Namazla köprü kuralım Namaz kılma noktasında eksikliğimiz varsa bu hususla kendimizi zorlayalım. Hakkıyla kılınmış olan namaz yüce Rabbimizin bize en büyük mükâfatıdır. Çünkü Müslüman’ın miracı sayılan bu ibadette Yüce Allah’la bire bir konuşma imkânı buluyoruz. Namaz o açıdan bir anlamda nefsi ıslah sayılmıştır. Islah edebilenler için riyasız, gösterişsiz, ıslah dolu bir namazı kılabilenler için namazı, Yüce Allah’ın ziyaretine gidiş, Onun davetine cevap vermek olarak algılayarak namazla aramızı düzeltelim.
Dualar edinelim
Kendimize, yapımıza, ihtiyacımıza en uygun dualar edinelim. Hatta küçük bir deftere ihtiyacımız olan duaları yazalım ve gün boyu bunları birer kez okuyalım. Dua rahatlamak için, derdimizi, sırrımızı içimizden veya yüksek perdeden Rabbimize arz etmek için en yüce yoldur.
Allah’ı yüce isimleriyle zikredelim
Esmaül Hüsna dediğimiz o güzel isimleri her gün bir defa okumak ne kadar faydalı olur.
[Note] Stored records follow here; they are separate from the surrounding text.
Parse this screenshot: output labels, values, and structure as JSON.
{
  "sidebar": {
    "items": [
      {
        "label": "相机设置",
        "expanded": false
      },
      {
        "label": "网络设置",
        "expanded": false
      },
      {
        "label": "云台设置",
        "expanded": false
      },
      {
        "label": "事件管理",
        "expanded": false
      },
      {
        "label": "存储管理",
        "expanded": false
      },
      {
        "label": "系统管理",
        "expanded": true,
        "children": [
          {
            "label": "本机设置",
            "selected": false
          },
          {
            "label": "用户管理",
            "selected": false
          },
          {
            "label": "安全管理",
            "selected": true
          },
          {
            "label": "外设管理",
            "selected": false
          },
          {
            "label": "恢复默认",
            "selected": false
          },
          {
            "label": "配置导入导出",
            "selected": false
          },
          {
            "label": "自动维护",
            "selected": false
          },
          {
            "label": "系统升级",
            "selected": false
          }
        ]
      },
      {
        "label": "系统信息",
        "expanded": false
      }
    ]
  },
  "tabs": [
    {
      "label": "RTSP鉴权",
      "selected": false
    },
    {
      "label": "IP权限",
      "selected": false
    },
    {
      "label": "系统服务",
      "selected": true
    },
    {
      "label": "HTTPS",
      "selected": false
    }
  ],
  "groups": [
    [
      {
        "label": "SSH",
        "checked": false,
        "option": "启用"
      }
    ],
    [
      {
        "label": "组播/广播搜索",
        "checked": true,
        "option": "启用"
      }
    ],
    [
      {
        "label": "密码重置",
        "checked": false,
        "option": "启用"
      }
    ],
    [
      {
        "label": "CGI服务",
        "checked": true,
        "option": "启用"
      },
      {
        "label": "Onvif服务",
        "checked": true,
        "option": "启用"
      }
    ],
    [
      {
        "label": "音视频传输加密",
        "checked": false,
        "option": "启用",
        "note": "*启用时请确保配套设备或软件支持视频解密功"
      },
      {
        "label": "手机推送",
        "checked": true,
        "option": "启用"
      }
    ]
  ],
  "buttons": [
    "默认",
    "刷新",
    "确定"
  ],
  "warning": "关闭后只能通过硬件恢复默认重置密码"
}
Ey Rahman, Ey Rahim, Ey Şafi; ey esirgeyen, ey bağışlayan, ey şifa veren diyerek.
Fakirleri hatırlayalım
Tatildeyiz. İzin gümlerindeyiz. Bu Günlerde dinlenmek için para harcıyoruz. Taze meyvelerin, güzel ürünlerin TV reklamlarında manavlarda bolca sergilendiği günlerdeyiz. Bu günlerde bunları alamayan birçok aile, bunlardan tadamayan birçok çocuk var. Bunları düşünüp, alacaklarımızdan birer kilo fazla alıp nimetin kefaretini vermeliyiz. Çevreye bahar gelmeden bizim evlerimize bahar gelmişse pek kıymeti olmaz.
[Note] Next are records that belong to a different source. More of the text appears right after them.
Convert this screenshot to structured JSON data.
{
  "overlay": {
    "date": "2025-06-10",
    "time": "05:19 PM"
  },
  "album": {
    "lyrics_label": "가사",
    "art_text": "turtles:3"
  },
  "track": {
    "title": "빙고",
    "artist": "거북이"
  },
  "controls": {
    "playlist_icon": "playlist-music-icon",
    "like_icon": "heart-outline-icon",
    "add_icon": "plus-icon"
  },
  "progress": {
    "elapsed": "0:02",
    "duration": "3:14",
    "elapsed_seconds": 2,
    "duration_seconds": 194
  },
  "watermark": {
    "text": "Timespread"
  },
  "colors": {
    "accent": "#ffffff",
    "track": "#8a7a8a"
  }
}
Baba ve annelerimizi ziyaret edelim
Çoğumuz büyük şehirde yaşıyoruz. Büyüklerimizin bir kısmı ise köylerde. Memleketimizde yaşıyorlar. Üç aylar bir vesile olsun da onların ellerini öpmeye, dualarını almaya gidelim. Vefat etmişlerin mezarını ziyaret edelim bu günler vesilesiyle.
Bu ayda oruç tutalım
Hz. Peygamber (sav) recep ayında bolca oruç tutarmış. Kazaya kalmış oruçlarımız varsa bu güzel günlerde kaza niyetiyle oruç tutalım. Yoksa nafile niyetiyle nefsimizi zorlayalım. Tabii ki sağlığı buna imkân verenler için bu sözlerim. Hz. Peygamber (sav) toprakta oynayan çocuklarını üstleri kirlenmesin diye paylayan anneleri gördüğünde şöyle buyurmuştur. “Anneler çocukların oyununu bozmayın. Toprak çocukların baharıdır. Bırakın bahardan nasiplensinler.”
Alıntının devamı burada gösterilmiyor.